İslami düşünce zemininde hareket ettiklerini belirten, İslami nizamı hedefleyen, Ümmet ülkelerinin iktisadi, siyasi ve askeri olarak birleşmesini isteyen ama bir yerel seçimde bile birliktelik kuramayan iki parti.
Saadet Partisi'nin siyasi birikimi ve tecrübesi ile HÜDA PAR'ın gençliği ve çarpan etkisi birleşseydi elbette toplumda ciddi bir karşılık bulurdu. Çoğu yerde yetersiz oylara sahip olma durumunuda birleşerek çözme imkanı bulurlardı.

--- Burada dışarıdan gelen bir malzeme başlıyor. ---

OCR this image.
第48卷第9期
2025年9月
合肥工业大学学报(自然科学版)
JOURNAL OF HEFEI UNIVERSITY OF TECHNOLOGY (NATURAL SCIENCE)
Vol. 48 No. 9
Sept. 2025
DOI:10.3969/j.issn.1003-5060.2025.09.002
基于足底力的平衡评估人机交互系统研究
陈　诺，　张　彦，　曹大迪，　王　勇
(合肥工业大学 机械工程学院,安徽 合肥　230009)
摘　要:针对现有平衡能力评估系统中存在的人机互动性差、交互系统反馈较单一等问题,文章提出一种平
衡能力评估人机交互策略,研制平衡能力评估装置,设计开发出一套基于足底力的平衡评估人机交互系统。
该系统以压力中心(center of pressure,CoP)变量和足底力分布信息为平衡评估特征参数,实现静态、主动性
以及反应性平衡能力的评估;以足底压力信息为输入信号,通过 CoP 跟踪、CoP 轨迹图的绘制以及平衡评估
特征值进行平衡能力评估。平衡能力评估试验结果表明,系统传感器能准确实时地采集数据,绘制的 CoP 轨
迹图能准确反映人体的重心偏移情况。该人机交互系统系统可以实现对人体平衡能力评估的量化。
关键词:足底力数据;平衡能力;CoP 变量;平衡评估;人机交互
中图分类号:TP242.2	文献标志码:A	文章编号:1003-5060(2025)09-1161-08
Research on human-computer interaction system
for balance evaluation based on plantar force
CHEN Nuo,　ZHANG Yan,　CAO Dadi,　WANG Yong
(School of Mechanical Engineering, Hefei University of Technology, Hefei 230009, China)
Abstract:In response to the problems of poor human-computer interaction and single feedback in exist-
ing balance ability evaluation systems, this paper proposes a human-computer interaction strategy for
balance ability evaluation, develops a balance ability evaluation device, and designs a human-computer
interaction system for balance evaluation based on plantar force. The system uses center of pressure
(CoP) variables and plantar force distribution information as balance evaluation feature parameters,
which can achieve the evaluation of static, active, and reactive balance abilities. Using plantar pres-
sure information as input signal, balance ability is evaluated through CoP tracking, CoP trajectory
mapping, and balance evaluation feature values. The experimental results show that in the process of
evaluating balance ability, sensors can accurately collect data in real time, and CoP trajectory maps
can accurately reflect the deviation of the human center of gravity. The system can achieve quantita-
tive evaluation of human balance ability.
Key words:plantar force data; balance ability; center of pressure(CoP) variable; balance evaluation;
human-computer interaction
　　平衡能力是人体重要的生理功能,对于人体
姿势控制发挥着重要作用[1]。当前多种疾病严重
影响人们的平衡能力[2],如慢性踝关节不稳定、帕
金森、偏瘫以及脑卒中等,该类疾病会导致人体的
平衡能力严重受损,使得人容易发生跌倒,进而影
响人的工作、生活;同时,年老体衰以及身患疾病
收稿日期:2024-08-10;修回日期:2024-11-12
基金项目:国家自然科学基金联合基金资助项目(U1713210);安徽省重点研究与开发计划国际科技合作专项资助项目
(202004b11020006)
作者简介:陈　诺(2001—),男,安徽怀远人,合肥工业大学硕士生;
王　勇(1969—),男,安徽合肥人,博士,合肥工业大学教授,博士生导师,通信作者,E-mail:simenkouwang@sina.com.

Amaçlar ve hedeflerin bir realiteye dayanması gerekir. HÜDA PAR ve Saadet'in reel imtihanları da seçimler. Düşünce olarak muhalif oldukları partiler ile ortak hareket edebiliyorlarken bir oldukları onca benzerliklerine rağmen kendileri bir ittifak kuramıyorlar.
Yani kendilerini birleştiren yüzlerce mesele varken onları bir mesele ayırabiliyor.
Hakikat tüm çıplaklığıyla orta yerde dururken; toplum önüne çıkıp Ümmetin birleşmesi gerektiğini savundukları projelerden bahsetmeden önce iki değil üç defa düşünmeleri gerekiyor.